I was hoping that it would short the EN/UVLO pin from an IC not the battery, how would it short the battery if the battery is only connected to the gate here? I am attempting to sense battery voltage with a voltage divider, and use that to turn a transistor on and off depending on the battery voltage, which would then short the EN/UVLO pin to ground to turn an IC off.
 

BobTPH

Joined Jun 5, 2013
6,080
I am attempting to sense battery voltage with a voltage divider, and use that to turn a transistor on and off depending on the battery voltage, which would then short the EN/UVLO pin to ground to turn an IC off.
You need a comparator to do that effectively.
 

BobTPH

Joined Jun 5, 2013
6,080
You would compare the battery voltage to a known voltage reference. The comparator can be made to pull low when the battery voltage is less than the desired threshold.

The reference could be derived from the battery if no other reference is available. If not much precision is needed it can be a zener diode.

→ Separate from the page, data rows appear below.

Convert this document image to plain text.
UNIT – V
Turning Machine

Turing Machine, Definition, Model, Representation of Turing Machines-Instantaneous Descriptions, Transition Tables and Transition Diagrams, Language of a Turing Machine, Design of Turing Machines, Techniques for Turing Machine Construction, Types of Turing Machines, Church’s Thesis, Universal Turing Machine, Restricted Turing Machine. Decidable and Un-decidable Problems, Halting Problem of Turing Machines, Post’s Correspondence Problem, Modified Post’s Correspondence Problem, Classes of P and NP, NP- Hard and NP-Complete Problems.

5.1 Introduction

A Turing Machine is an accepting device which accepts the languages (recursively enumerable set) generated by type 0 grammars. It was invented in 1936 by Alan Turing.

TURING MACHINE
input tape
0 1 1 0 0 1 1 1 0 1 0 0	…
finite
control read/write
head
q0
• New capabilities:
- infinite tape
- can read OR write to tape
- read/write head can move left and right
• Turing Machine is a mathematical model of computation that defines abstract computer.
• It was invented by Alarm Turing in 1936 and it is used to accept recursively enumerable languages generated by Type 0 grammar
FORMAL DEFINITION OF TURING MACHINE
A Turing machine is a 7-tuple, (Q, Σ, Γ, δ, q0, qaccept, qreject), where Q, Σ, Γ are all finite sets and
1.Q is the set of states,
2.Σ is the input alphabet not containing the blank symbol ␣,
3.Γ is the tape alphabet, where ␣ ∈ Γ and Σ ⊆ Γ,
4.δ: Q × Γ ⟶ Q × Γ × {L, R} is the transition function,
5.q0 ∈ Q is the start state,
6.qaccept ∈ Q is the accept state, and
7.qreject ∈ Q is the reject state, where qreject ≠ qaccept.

For example, use a 5V zener, anode to ground cathode to B+ through a 1K resistor. Then comoare that to a divided battery voltage that is 5V when the battery is at the minimum acceptable voltage.
 

Thread Starter

jim0000

Joined Oct 28, 2020
130
You would compare the battery voltage to a known voltage reference. The comparator can be made to pull low when the battery voltage is less than the desired threshold.

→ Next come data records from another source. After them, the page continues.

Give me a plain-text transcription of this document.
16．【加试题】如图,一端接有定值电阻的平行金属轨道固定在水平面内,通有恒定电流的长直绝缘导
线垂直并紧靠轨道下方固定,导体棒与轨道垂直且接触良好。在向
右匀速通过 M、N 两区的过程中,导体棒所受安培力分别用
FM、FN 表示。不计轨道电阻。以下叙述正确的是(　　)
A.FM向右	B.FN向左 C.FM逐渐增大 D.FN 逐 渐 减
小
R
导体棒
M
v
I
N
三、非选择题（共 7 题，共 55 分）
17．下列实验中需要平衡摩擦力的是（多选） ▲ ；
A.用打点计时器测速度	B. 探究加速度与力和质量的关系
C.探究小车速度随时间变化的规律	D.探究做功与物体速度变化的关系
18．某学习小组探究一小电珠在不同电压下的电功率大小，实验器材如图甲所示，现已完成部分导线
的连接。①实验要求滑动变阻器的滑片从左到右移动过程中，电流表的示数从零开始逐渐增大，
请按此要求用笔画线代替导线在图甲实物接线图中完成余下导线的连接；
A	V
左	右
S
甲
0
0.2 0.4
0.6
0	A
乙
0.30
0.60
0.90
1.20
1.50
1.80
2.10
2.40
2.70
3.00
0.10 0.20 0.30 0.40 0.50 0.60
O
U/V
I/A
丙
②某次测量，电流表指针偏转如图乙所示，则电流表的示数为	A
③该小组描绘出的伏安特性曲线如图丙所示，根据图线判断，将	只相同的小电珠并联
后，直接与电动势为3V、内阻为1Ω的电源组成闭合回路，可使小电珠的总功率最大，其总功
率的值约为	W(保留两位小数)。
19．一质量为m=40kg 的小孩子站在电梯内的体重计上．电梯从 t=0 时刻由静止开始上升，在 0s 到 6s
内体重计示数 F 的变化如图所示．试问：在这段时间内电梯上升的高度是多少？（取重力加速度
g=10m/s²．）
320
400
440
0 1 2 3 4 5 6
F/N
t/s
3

The reference could be derived from the battery if no other reference is available. If not much precision is needed it can be a zener diode.

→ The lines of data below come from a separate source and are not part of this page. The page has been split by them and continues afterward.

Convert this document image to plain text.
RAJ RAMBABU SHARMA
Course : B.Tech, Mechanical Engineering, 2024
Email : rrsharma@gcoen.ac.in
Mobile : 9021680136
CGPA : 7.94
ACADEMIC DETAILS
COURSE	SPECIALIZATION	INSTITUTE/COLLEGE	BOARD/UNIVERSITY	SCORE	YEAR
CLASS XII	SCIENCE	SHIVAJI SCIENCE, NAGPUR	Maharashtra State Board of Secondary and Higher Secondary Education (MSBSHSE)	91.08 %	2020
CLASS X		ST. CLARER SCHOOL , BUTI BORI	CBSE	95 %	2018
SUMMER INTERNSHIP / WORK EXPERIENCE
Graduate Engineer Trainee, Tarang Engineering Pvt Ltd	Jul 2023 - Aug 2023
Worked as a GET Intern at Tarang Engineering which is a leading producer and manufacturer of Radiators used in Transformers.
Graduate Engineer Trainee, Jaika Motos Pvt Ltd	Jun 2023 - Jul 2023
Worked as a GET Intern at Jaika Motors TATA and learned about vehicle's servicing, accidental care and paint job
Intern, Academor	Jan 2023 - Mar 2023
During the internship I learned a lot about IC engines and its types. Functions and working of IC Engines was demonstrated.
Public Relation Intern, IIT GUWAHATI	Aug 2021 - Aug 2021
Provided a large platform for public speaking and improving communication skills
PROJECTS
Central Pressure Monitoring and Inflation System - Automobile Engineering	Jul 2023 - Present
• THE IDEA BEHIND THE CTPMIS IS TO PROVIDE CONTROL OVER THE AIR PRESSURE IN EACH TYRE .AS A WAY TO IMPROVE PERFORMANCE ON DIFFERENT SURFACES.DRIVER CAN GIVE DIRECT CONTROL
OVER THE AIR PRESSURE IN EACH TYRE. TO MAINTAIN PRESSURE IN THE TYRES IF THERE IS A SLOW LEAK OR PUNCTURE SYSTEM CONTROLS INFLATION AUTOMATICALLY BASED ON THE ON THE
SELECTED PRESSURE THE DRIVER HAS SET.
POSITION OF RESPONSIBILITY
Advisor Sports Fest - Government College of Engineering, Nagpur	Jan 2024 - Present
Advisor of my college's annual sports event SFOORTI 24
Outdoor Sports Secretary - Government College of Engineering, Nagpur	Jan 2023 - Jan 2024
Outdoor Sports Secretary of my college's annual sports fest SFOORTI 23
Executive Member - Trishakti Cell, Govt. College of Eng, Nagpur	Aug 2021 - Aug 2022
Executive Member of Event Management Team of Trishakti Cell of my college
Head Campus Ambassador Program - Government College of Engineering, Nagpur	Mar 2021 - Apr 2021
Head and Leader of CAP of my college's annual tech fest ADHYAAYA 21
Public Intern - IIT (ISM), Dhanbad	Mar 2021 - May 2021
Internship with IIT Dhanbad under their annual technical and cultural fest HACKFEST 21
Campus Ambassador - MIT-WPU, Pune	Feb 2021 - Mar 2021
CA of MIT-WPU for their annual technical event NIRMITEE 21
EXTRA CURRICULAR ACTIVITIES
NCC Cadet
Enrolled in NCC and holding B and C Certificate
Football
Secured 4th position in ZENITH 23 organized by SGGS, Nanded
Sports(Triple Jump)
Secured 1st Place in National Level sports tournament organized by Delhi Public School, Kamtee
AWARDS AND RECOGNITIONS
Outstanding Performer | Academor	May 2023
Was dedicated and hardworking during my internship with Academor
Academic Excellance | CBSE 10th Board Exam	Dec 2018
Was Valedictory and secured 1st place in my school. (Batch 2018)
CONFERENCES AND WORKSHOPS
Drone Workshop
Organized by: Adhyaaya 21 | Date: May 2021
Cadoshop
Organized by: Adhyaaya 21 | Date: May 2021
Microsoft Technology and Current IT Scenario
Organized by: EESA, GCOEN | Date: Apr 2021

For example, use a 5V zener, anode to ground cathode to B+ through a 1K resistor. Then comoare that to a divided battery voltage that is 5V when the battery is at the minimum acceptable voltage.
Would that be more accurate than just using a voltage divider? What would the output of the comparator be connected to, my transistor base?
 

MrChips

Joined Oct 2, 2009
27,686
V2 shown is an ideal voltage source. Ideal voltage sources have zero resistance.
When the transistor M1 turns on, you are drawing infinite amps from V2 through M1.
On a simulator, nothing disastrous happens. In real life the circuit blows up.